Senator Hillary Clinton sharpened her attack on the Iraq war as she used a blizzard of television interviews on Sunday to cast herself as the Democrats' presidential heir apparent.
In a clean sweep of appearances on all the US networks' political talk shows, former US president Bill Clinton's first lady insisted that she was an agent of change who could heal years of rancor in a divided Washington.
On Iraq, the issue likely to most dominate next year's White House race, the New York senator said she would vote to halt war spending and curtail US President George W. Bush's "failed policy" by starting to bring US troops home.
And as Iranian President Mahmoud Ahmadinejad prepared to speak at New York's Columbia University yesterday, a day before addressing the UN General Assembly, Clinton lambasted the "Holocaust denier" and "supporter of terrorism."
She vowed on CNN to build an "international coalition with enforceable sanctions" to curb Iran's nuclear program under Ahmadinejad, who has been rebuffed in a bid to visit New York's Ground Zero this week.
"There is no military solution [in Iraq]," Clinton said on CBS, appearing from a book-lined study in her home in upstate New York, arguing that US troops were stuck in "a sectarian civil war."
"I voted against funding last spring. I will vote against funding again in the absence of any change in policy," she said, defending an evolution in her thinking since she backed Bush's drive for war in a 2002 Senate vote.
The White House is reportedly set to ask Congress this week to approve another massive spending measure for the wars in Iraq and Afghanistan totaling nearly US$200 billion.
The Bush administration has cajoled wavering Republicans to close ranks against anti-war Democrats in a series of Senate votes following testimony from the US commander in Iraq, General David Petraeus, this month.
On Petraeus's recommendation, Bush plans to start a limited withdrawal to reduce the US troop presence back to January's pre "surge" level of around 130,000.
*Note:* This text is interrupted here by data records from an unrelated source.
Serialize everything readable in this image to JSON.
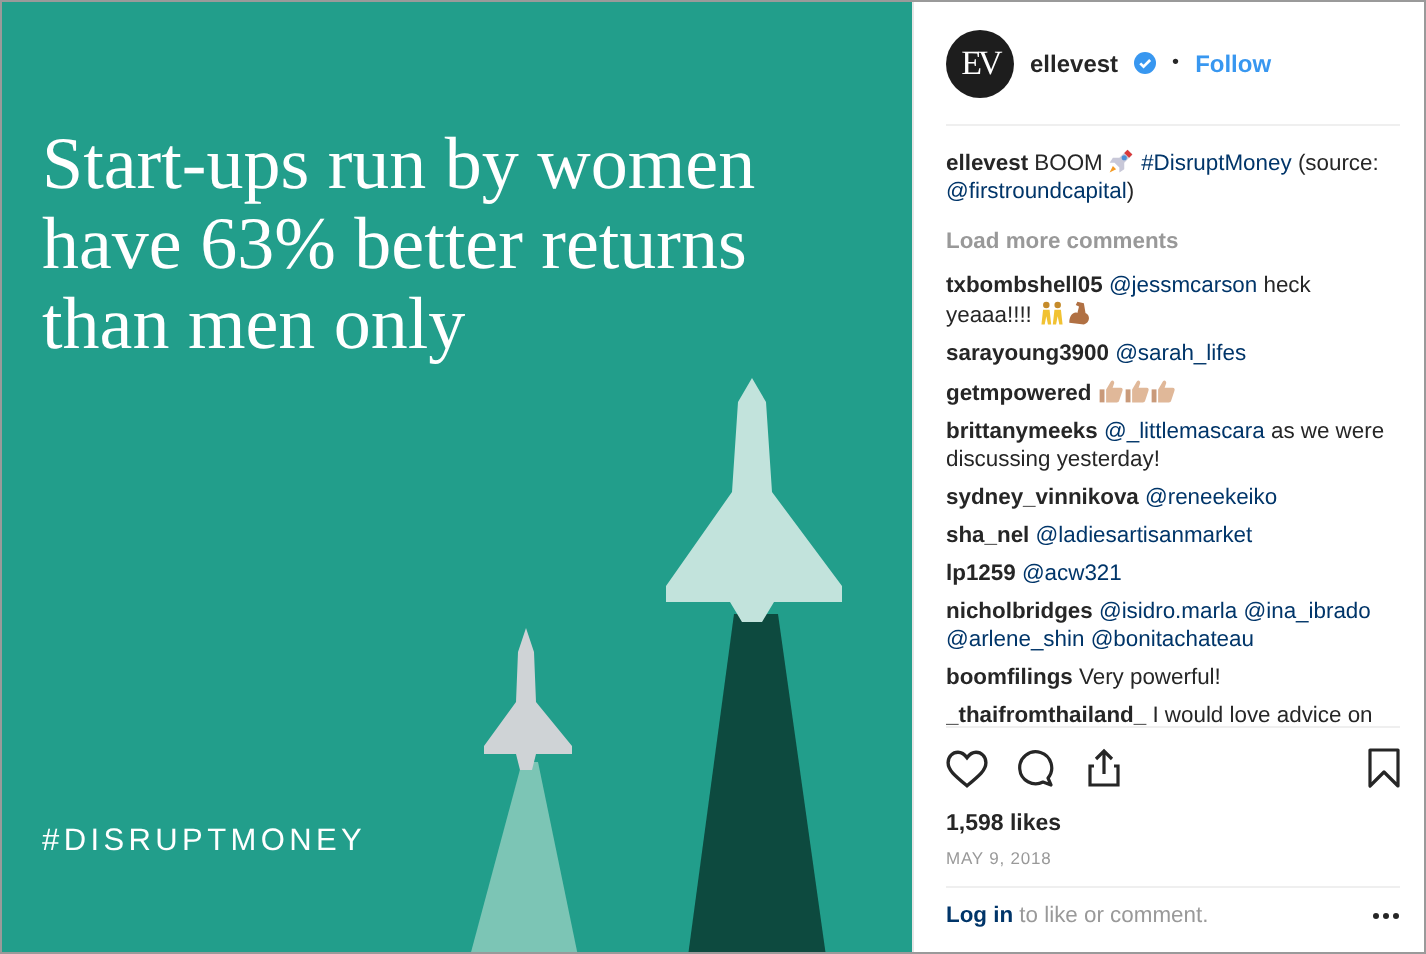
{
  "post_image": {
    "headline": "Start-ups run by women have 63% better returns than men only",
    "hashtag": "#DISRUPTMONEY"
  },
  "header": {
    "avatar_text": "EV",
    "username": "ellevest",
    "verified": true,
    "separator": "•",
    "follow": "Follow"
  },
  "caption": {
    "user": "ellevest",
    "parts": [
      {
        "kind": "text",
        "text": "BOOM"
      },
      {
        "kind": "rocket"
      },
      {
        "kind": "hashtag",
        "text": "#DisruptMoney"
      },
      {
        "kind": "text",
        "text": "(source:"
      },
      {
        "kind": "mention",
        "text": "@firstroundcapital"
      },
      {
        "kind": "text",
        "text": ")"
      }
    ]
  },
  "load_more": "Load more comments",
  "comments": [
    {
      "user": "txbombshell05",
      "parts": [
        {
          "kind": "mention",
          "text": "@jessmcarson"
        },
        {
          "kind": "text",
          "text": "heck yeaaa!!!!"
        },
        {
          "kind": "dancers"
        },
        {
          "kind": "muscle"
        }
      ]
    },
    {
      "user": "sarayoung3900",
      "parts": [
        {
          "kind": "mention",
          "text": "@sarah_lifes"
        }
      ]
    },
    {
      "user": "getmpowered",
      "parts": [
        {
          "kind": "thumbs"
        },
        {
          "kind": "thumbs"
        },
        {
          "kind": "thumbs"
        }
      ]
    },
    {
      "user": "brittanymeeks",
      "parts": [
        {
          "kind": "mention",
          "text": "@_littlemascara"
        },
        {
          "kind": "text",
          "text": "as we were discussing yesterday!"
        }
      ]
    },
    {
      "user": "sydney_vinnikova",
      "parts": [
        {
          "kind": "mention",
          "text": "@reneekeiko"
        }
      ]
    },
    {
      "user": "sha_nel",
      "parts": [
        {
          "kind": "mention",
          "text": "@ladiesartisanmarket"
        }
      ]
    },
    {
      "user": "lp1259",
      "parts": [
        {
          "kind": "mention",
          "text": "@acw321"
        }
      ]
    },
    {
      "user": "nicholbridges",
      "parts": [
        {
          "kind": "mention",
          "text": "@isidro.marla"
        },
        {
          "kind": "mention",
          "text": "@ina_ibrado"
        },
        {
          "kind": "mention",
          "text": "@arlene_shin"
        },
        {
          "kind": "mention",
          "text": "@bonitachateau"
        }
      ]
    },
    {
      "user": "boomfilings",
      "parts": [
        {
          "kind": "text",
          "text": "Very powerful!"
        }
      ]
    },
    {
      "user": "_thaifromthailand_",
      "parts": [
        {
          "kind": "text",
          "text": "I would love advice on"
        }
      ]
    }
  ],
  "actions": {
    "liked": false,
    "saved": false
  },
  "likes": "1,598 likes",
  "date": "MAY 9, 2018",
  "footer": {
    "login": "Log in",
    "rest": "to like or comment."
  }
}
Clinton reaffirmed her belief that some US troops will have to remain in Iraq, to fight al-Qaeda extremists and protect US diplomats, but said she could not foresee now what she would "inherit" from Bush.
"And I think we've got to make some decisions here that extricate us from Iraq," she said on ABC. "But if the president doesn't do that before he leaves office, when I'm president, I will."
With the primary election season fast approaching, a Gallup poll last week put Democratic voters' support for Clinton at 47 percent, far ahead of Obama at 25 percent. Edwards was a distant third.
"I think I'm in the best position to lead starting in January 2009," Clinton said.